In the final gag, Tex engages in something he loved—a slow pan over a Johnny Johnsen scenic background, with something in the foreground moving at a different pan rate to create a 3-D effect. In Goose, narrator Bob Bruce recites the opening to “A Visit From St. Nicholas” (“’Twas the night before Christmas....”)
He dissolves into another background and trucks the camera in. It saves work by his animation, though not for cameraman Manny Corral.
Tex then dissolves into the pan shot. Carl Stalling plays a clock-like gong in the score for added Christmas calm effect.
Dave Monahan gets the rotational writing credit.

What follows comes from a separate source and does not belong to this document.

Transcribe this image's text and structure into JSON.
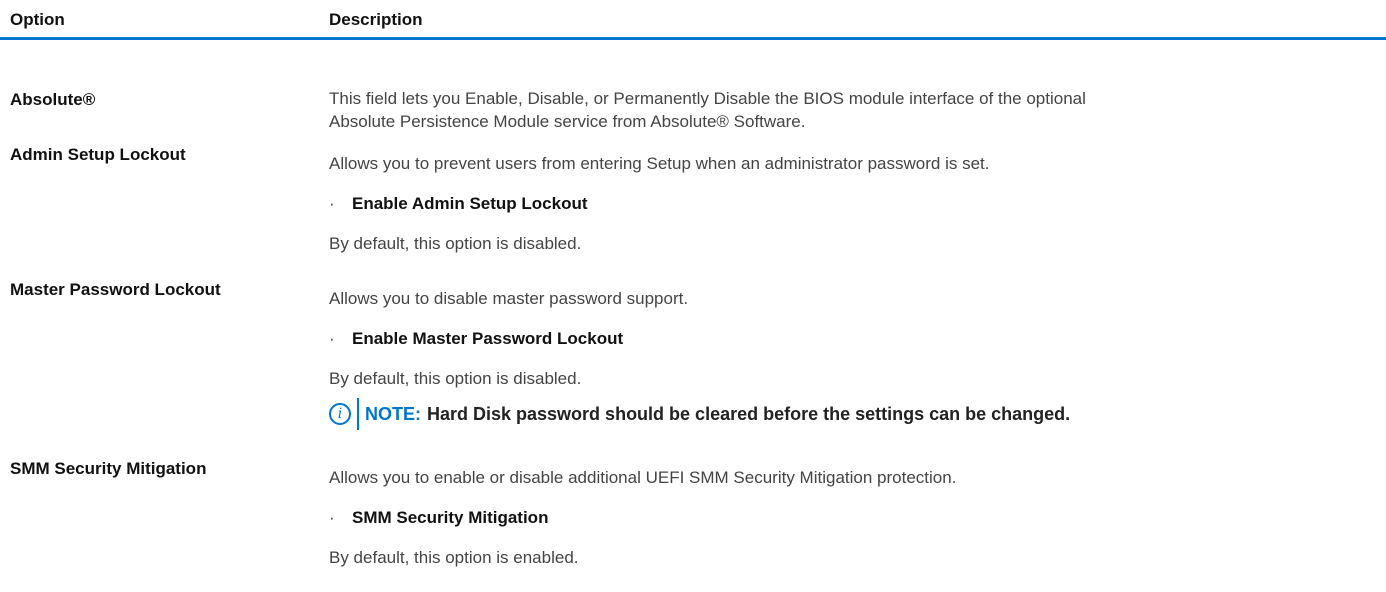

This is the cartoon which features Little Jack Horner with a Bugs Bunny voice and an eagle that says “Doc.” Bugs hasn’t quite been invented yet. Say, Tex, I’ve got an idea. Why don’t you take the voice and the “doc,” find a rabbit and...
Our local "pre-48s" station apparently had this one marked as a Christmas cartoon, since they only aired it around the holidays. They did the same thing with "Fresh Hare" and "Snow Time for Comedy." It would appear that winter precipitation is enough to qualify a short as a Christmas cartoon.